Avec ses mille mains largement tendues vers le monde des hommes qu’elle écoute et qu’elle comprend, cette divinité féminine manifeste de manière spectaculaire la vertu bouddhique de la compassion.

Debout, dotée de trois faces, cette représentation féminine est coiffée d’un riche diadème orné de cinq Bouddha assis en méditation. Ils proclament avec éclat la nature bouddhique de la sculpture. Les mille bras qu’elle a reçus forment un extraordinaire éventail, déployé telle la queue d’un paon faisant la roue. Aux vingt-deux paires de membres principaux esquissant des mouvements divers mais symétriques répondent des centaines de bras de taille réduite. D’un traitement plus schématique, ils sont répartis en deux ensembles en demi-lune à plusieurs rangs d’épaisseur, disposés de part et d’autre des épaules.

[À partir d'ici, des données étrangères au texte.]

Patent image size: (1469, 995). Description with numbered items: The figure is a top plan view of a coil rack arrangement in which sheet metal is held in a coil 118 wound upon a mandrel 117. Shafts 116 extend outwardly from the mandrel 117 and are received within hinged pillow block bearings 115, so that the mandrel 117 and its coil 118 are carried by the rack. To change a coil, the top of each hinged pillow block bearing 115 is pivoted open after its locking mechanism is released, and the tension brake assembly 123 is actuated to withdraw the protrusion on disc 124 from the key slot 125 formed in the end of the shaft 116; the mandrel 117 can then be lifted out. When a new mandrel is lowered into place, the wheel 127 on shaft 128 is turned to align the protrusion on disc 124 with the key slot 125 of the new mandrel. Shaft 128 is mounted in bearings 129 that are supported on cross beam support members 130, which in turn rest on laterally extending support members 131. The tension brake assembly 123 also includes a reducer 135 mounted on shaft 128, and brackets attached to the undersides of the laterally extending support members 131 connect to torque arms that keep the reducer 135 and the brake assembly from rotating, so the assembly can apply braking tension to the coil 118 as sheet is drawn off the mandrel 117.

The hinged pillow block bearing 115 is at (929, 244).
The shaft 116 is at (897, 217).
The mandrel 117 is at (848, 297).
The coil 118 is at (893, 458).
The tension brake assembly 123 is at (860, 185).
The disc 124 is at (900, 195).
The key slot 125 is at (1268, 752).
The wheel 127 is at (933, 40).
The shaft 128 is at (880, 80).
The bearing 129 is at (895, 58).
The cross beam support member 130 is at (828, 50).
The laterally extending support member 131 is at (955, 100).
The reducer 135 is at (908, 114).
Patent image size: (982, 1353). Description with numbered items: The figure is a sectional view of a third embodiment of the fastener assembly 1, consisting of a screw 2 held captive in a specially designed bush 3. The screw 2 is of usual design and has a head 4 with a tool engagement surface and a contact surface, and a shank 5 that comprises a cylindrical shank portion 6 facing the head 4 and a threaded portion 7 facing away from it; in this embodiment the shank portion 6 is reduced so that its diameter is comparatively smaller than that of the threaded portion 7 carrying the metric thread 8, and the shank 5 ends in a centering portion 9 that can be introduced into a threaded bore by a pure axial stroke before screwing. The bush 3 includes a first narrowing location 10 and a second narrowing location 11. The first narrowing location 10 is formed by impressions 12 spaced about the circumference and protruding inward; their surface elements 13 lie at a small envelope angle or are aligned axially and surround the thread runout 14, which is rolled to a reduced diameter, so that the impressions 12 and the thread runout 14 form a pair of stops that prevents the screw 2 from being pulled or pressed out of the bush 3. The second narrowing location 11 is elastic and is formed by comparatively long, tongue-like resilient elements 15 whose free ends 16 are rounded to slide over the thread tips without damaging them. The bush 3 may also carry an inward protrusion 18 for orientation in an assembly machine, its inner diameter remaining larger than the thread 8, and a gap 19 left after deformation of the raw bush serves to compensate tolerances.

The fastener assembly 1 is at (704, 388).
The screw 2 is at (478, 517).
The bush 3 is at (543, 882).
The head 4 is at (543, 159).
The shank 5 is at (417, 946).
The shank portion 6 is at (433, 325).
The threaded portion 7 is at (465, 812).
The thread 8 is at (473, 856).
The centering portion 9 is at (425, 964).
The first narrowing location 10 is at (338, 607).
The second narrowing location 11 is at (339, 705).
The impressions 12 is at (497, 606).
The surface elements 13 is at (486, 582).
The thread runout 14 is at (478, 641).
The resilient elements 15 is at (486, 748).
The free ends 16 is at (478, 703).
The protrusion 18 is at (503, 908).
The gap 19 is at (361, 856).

Avalokiteshvara à mille mains, Vietnam, fin 18e – début 19e siècle, bois laqué et doré, H. 151 cm sans la base, don Gustave Dumoutier, 1889

Tout ici renvoie à une image bien connue du panthéon bouddhique, le bodhisattva Avalokiteshvara ou Lokeshvara, « le Seigneur des Mondes », celui « qui voit et qui entend », considéré comme l’incarnation d’une des plus importantes vertus bouddhiques : la Compassion. Ici plus précisément, il s’agit du « Seigneur des Mondes doté de mille mains et de mille yeux », symbole limpide de la Compassion infinie tournée vers le fidèle dans sa quête de la Voie du Bouddha. Cette entité bouddhique a bénéficié d’une ferveur incomparable dans l’ensemble du monde asiatique, de l’Inde à l’Asie centrale, partout où les écoles du Grand Véhicule ont été adoptées. Son culte a fait l’objet d’une grande faveur, notamment dans le contexte du développement du bouddhisme zen, dès les 9e-10e siècles.

Figurée debout, en gloire, en position frontale, elle est entièrement revêtue d’une laque d’or qui lui confère une dimension cosmique très spectaculaire.

La sculpture fait partie d’un panthéon bouddhique vietnamien complet, unique en dehors du Vietnam, que Gustave Dumoutier (1850-1904) avait offert au musée Guimet dès la fin de 1889, à la clôture de l’Exposition universelle de Paris, où il avait présenté une « pagode bouddhique tonkinoise » dotée de tout le mobilier cultuel et animée par des prêtres venus de Hanoi.